Revtech Media, the company behind group-discount website One Big Switch (which is part-owned by News Corp), has paid penalties of $25,200 after the ACCC issued two infringement notices for alleged false and misleading energy price representations.
Between July and November 2017, One Big Switch advertised a 27 per cent discount for consumers in south east Queensland who switched to Click Energy’s ‘Big Switch Up’ offer.
The ACCC alleged this representation was false or misleading because calculation of the 27 per cent discount was based on rates under the Big Switch Up offer which were higher than Click Energy’s ‘standing’ offer rates.
One Big Switch also advertised that consumers would save up to $372 a year if they switched to Click Energy.
The consumer watchdog alleged the advertised savings were false or misleading because they were based on a comparison between Click Energy’s discounted market offer and the undiscounted ‘standing’ offers of EnergyAustralia, Origin and AGL.
The ACCC also alleged that One Big Switch did not know what a particular customer was paying under their current plan with another retailer, and so did not have reasonable grounds to estimate the savings which could be achieved by switching.
ACCC chairman Rod Sims said the actual savings for some consumers were much less than the amount advertised by One Big Switch.
“We allege that as a result of these claims, consumers were misled into assuming they were getting bigger discounts and savings than they would actually receive,” he said.
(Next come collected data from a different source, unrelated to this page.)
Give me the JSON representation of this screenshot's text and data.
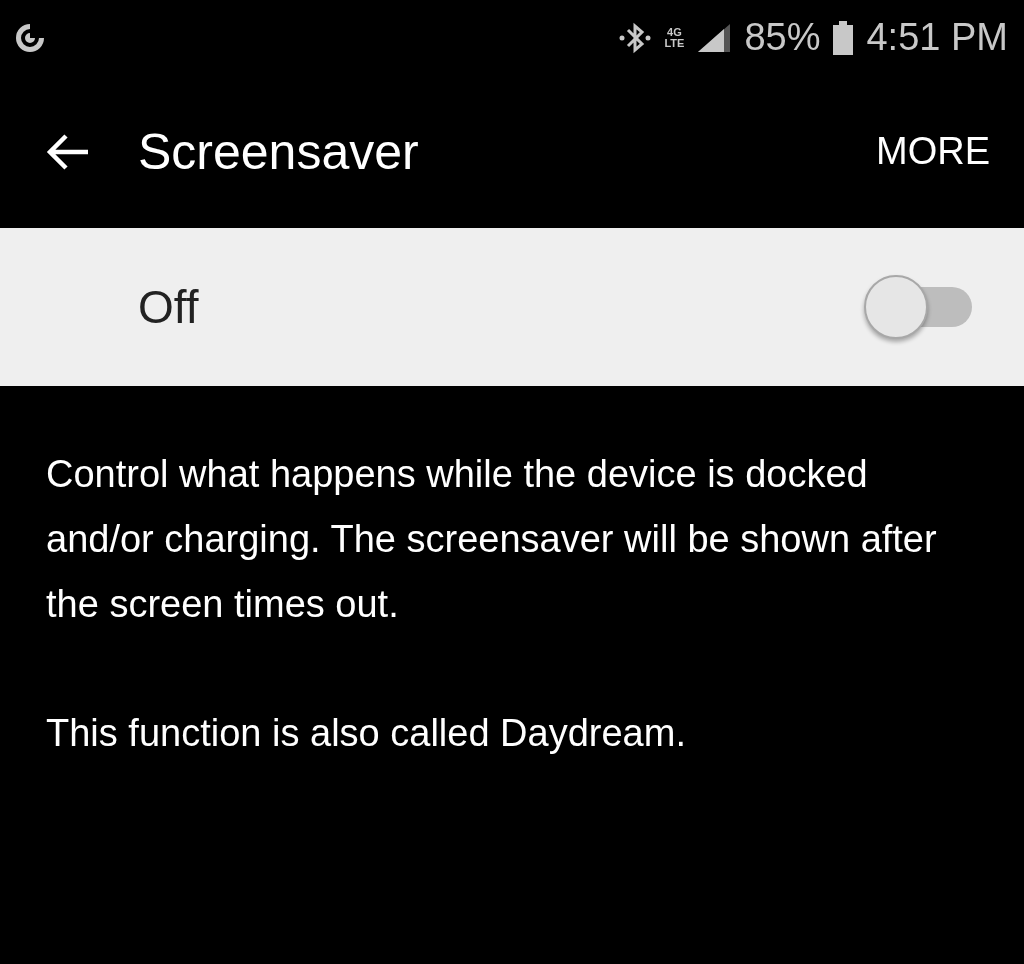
{
  "status_bar": {
    "network_top": "4G",
    "network_bottom": "LTE",
    "battery": "85%",
    "time": "4:51 PM"
  },
  "header": {
    "title": "Screensaver",
    "action": "MORE"
  },
  "master_switch": {
    "label": "Off",
    "on": false
  },
  "description": [
    "Control what happens while the device is docked and/or charging. The screensaver will be shown after the screen times out.",
    "This function is also called Daydream."
  ]
}
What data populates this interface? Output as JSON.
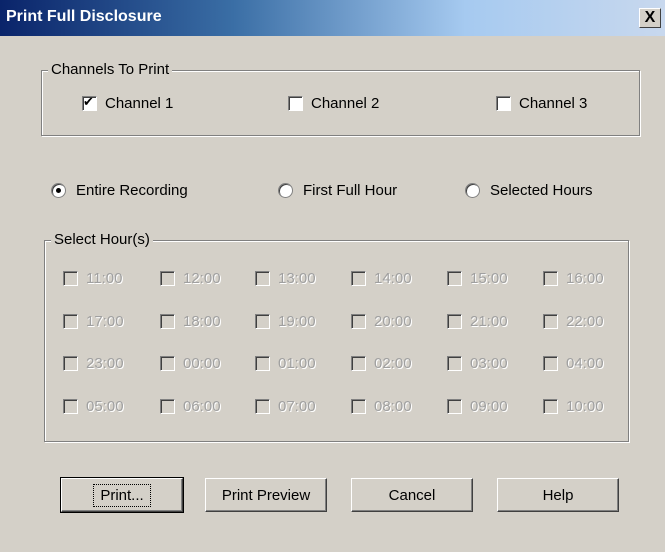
{
  "window": {
    "title": "Print Full Disclosure",
    "close_glyph": "X"
  },
  "channels": {
    "label": "Channels To Print",
    "items": [
      {
        "label": "Channel 1",
        "checked": true
      },
      {
        "label": "Channel 2",
        "checked": false
      },
      {
        "label": "Channel 3",
        "checked": false
      }
    ]
  },
  "range": {
    "options": [
      {
        "label": "Entire Recording",
        "selected": true
      },
      {
        "label": "First Full Hour",
        "selected": false
      },
      {
        "label": "Selected Hours",
        "selected": false
      }
    ]
  },
  "hours": {
    "label": "Select Hour(s)",
    "enabled": false,
    "items": [
      "11:00",
      "12:00",
      "13:00",
      "14:00",
      "15:00",
      "16:00",
      "17:00",
      "18:00",
      "19:00",
      "20:00",
      "21:00",
      "22:00",
      "23:00",
      "00:00",
      "01:00",
      "02:00",
      "03:00",
      "04:00",
      "05:00",
      "06:00",
      "07:00",
      "08:00",
      "09:00",
      "10:00"
    ]
  },
  "buttons": {
    "print": "Print...",
    "preview": "Print Preview",
    "cancel": "Cancel",
    "help": "Help"
  }
}
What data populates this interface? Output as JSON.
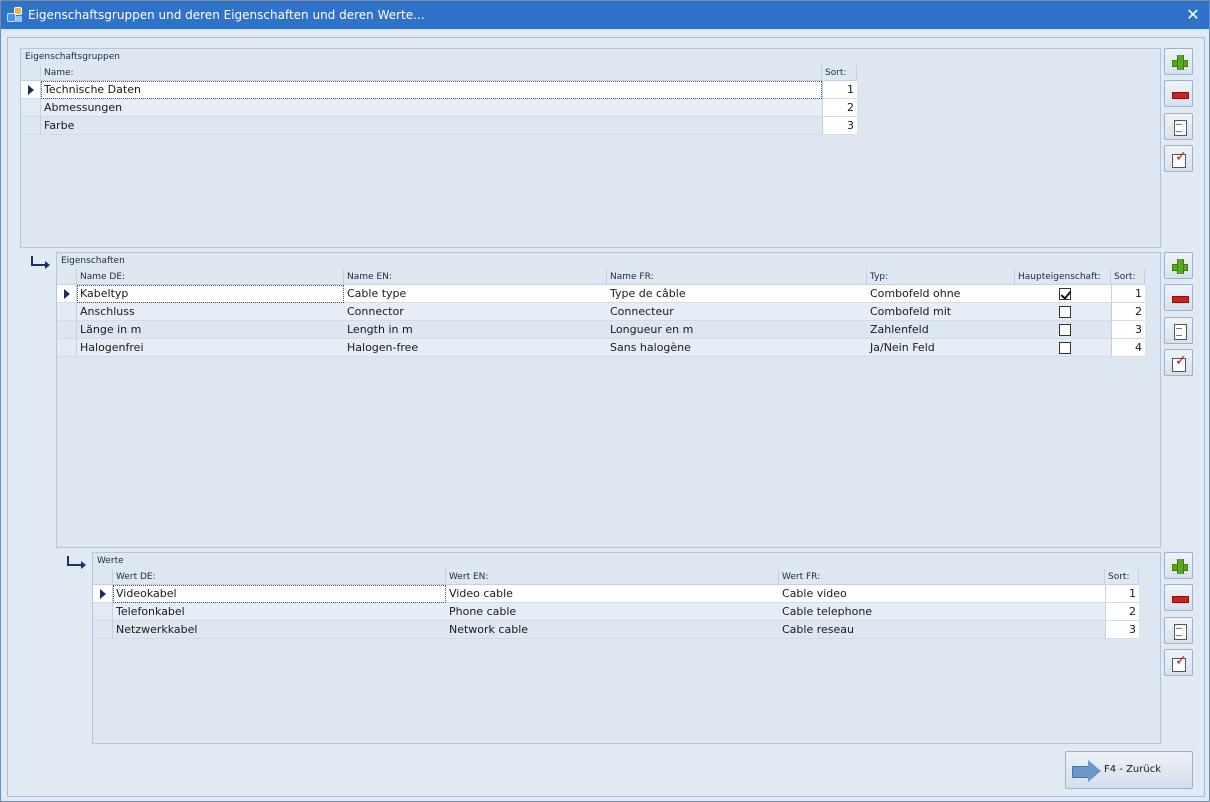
{
  "window": {
    "title": "Eigenschaftsgruppen und deren Eigenschaften und deren Werte...",
    "close": "✕"
  },
  "groups": {
    "caption": "Eigenschaftsgruppen",
    "columns": {
      "name": "Name:",
      "sort": "Sort:"
    },
    "rows": [
      {
        "name": "Technische Daten",
        "sort": "1"
      },
      {
        "name": "Abmessungen",
        "sort": "2"
      },
      {
        "name": "Farbe",
        "sort": "3"
      }
    ],
    "selected_row": 0
  },
  "properties": {
    "caption": "Eigenschaften",
    "columns": {
      "de": "Name DE:",
      "en": "Name EN:",
      "fr": "Name FR:",
      "typ": "Typ:",
      "main": "Haupteigenschaft:",
      "sort": "Sort:"
    },
    "rows": [
      {
        "de": "Kabeltyp",
        "en": "Cable type",
        "fr": "Type de câble",
        "typ": "Combofeld ohne",
        "main": true,
        "sort": "1"
      },
      {
        "de": "Anschluss",
        "en": "Connector",
        "fr": "Connecteur",
        "typ": "Combofeld mit",
        "main": false,
        "sort": "2"
      },
      {
        "de": "Länge in m",
        "en": "Length in m",
        "fr": "Longueur en m",
        "typ": "Zahlenfeld",
        "main": false,
        "sort": "3"
      },
      {
        "de": "Halogenfrei",
        "en": "Halogen-free",
        "fr": "Sans halogène",
        "typ": "Ja/Nein Feld",
        "main": false,
        "sort": "4"
      }
    ],
    "selected_row": 0
  },
  "values": {
    "caption": "Werte",
    "columns": {
      "de": "Wert DE:",
      "en": "Wert EN:",
      "fr": "Wert FR:",
      "sort": "Sort:"
    },
    "rows": [
      {
        "de": "Videokabel",
        "en": "Video cable",
        "fr": "Cable video",
        "sort": "1"
      },
      {
        "de": "Telefonkabel",
        "en": "Phone cable",
        "fr": "Cable telephone",
        "sort": "2"
      },
      {
        "de": "Netzwerkkabel",
        "en": "Network cable",
        "fr": "Cable reseau",
        "sort": "3"
      }
    ],
    "selected_row": 0
  },
  "icons": {
    "add": "plus-icon",
    "remove": "minus-icon",
    "copy": "copy-icon",
    "edit": "edit-icon",
    "link": "link-arrow-icon",
    "back": "right-arrow-icon"
  },
  "colors": {
    "titlebar": "#2f72c9",
    "background": "#dfe8f3",
    "add": "#5aa81e",
    "remove": "#c82323"
  },
  "footer": {
    "back_label": "F4 - Zurück"
  }
}
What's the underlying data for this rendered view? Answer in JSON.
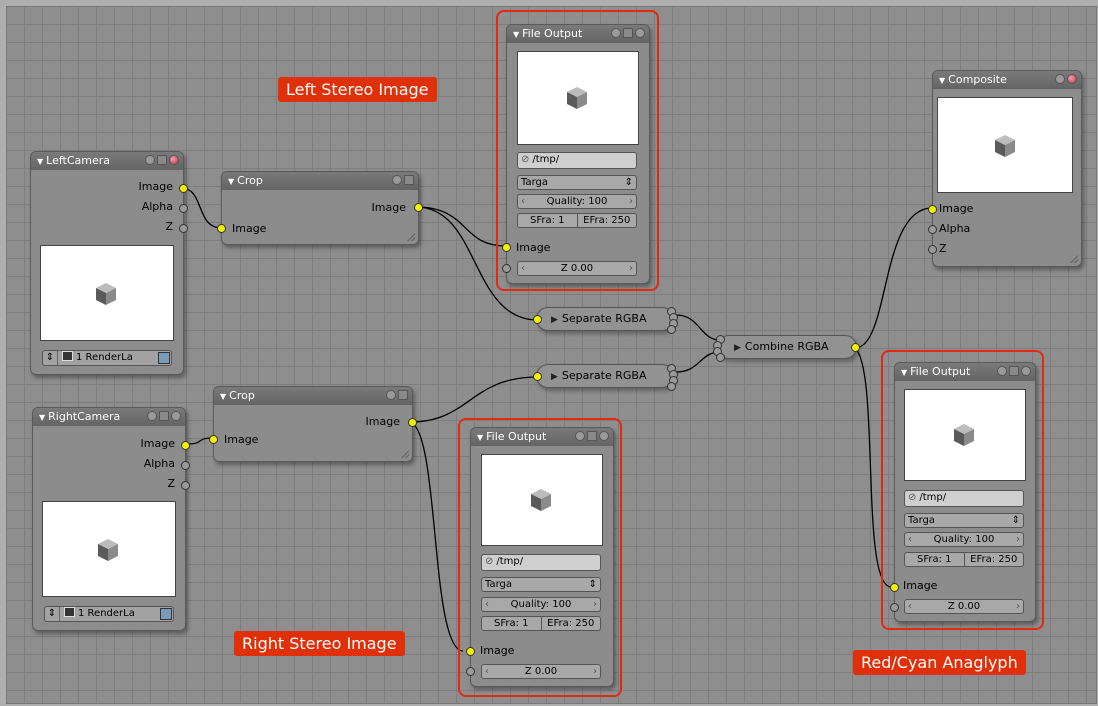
{
  "nodes": {
    "left_camera": {
      "title": "LeftCamera",
      "outputs": [
        "Image",
        "Alpha",
        "Z"
      ],
      "render_layer": "1 RenderLa"
    },
    "right_camera": {
      "title": "RightCamera",
      "outputs": [
        "Image",
        "Alpha",
        "Z"
      ],
      "render_layer": "1 RenderLa"
    },
    "crop_top": {
      "title": "Crop",
      "output": "Image",
      "input": "Image"
    },
    "crop_bottom": {
      "title": "Crop",
      "output": "Image",
      "input": "Image"
    },
    "file_output_left": {
      "title": "File Output",
      "path": "/tmp/",
      "format": "Targa",
      "quality": "Quality: 100",
      "sfra": "SFra: 1",
      "efra": "EFra: 250",
      "input": "Image",
      "z_value": "Z 0.00"
    },
    "file_output_right": {
      "title": "File Output",
      "path": "/tmp/",
      "format": "Targa",
      "quality": "Quality: 100",
      "sfra": "SFra: 1",
      "efra": "EFra: 250",
      "input": "Image",
      "z_value": "Z 0.00"
    },
    "file_output_anaglyph": {
      "title": "File Output",
      "path": "/tmp/",
      "format": "Targa",
      "quality": "Quality: 100",
      "sfra": "SFra: 1",
      "efra": "EFra: 250",
      "input": "Image",
      "z_value": "Z 0.00"
    },
    "composite": {
      "title": "Composite",
      "inputs": [
        "Image",
        "Alpha",
        "Z"
      ]
    },
    "separate_top": {
      "title": "Separate RGBA"
    },
    "separate_bottom": {
      "title": "Separate RGBA"
    },
    "combine": {
      "title": "Combine RGBA"
    }
  },
  "annotations": {
    "left": "Left Stereo Image",
    "right": "Right Stereo Image",
    "anaglyph": "Red/Cyan Anaglyph"
  },
  "colors": {
    "socket_image": "#f2f200",
    "socket_value": "#9a9a9a",
    "annotation": "#e0300a",
    "grid_bg": "#8e8e8e"
  }
}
Meanwhile, NBN provider MyRepublic has paid penalties totalling $25,200 following the ACCC issuing two infringement notices for alleged false or misleading representations about its service performance.
Between December 2017 and April 2018, MyRepublic marketed its NBN services using statements such as “up to nbnTM100 Speed Tier” and “nbn™50 Speed Tier” on its website.
The MyRepublic website contained fine print disclaimers that the ACCC considered were ineffective as they were not prominent and did not provide clear information.
ACCC commissioner Sarah Court said: “We were concerned that MyRepublic’s use of the NBN speed tiers misled consumers to believe they would get broadband speeds of, or close to, 100Mbps and 50Mbps during all or almost all of the time, when that wasn’t the case.
“NBN speed tiers indicate the maximum performance of a broadband service, but a number of factors, including congestion during busy periods, affects the actual speeds consumers will experience.
“When choosing between broadband services, consumers need accurate information about the performance they should expect, particularly during busy periods.
“We’ve been very clear with broadband providers about this and reference to the NBN speed tiers alone is not sufficient.”